If there was one group that had depth, it was the fast-twitchers.
“This year, our sprint team led us. We had a core of six or seven guys who all stepped up. Usually, we have one or two sprinters with a supporting cast,” Hedani said. “But we had six who all could. My boys sprint coach, Javis Carino, did an excellent job.”
That, in spite of the challenges when football training and exhibitions — ‘Iolani had an intrasquad scrimmage last week — are suddenly in the same season with track and field.
“It’s definitely more challenging than usual with mixed seasons and COVID,” Hedani said.
Earl Hedani is still in the program, focusing on younger sprinters at the intermediate level, his son said. His 40-year run as head coach left an imprint, to say the least.

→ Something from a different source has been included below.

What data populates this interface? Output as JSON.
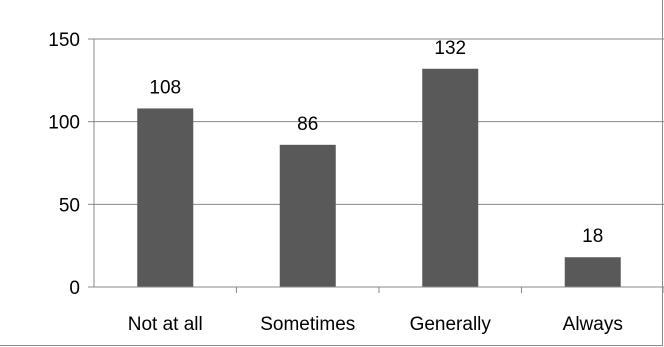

“My dad always said, ‘If you win an ILH title that’s 10 times harder than states.’ He was chilling at home watching the streaming of the meet,” Hedani said. “I called him and he just said, ‘You guys win?’ I said yes, and he congratulated me.”
Maybe a celebration at 10-times power is fitting, but it won’t happen right away. Hedani is already looking ahead to Saturday morning’s ILH girls track and field championships, again at Alexander Field.
“My guys did the numbers for the girls, too. It’s maybe us and Kamehameha competing, and Punahou is way up there,” Hedani said. “Punahou has a very good coaching staff, a deep team.”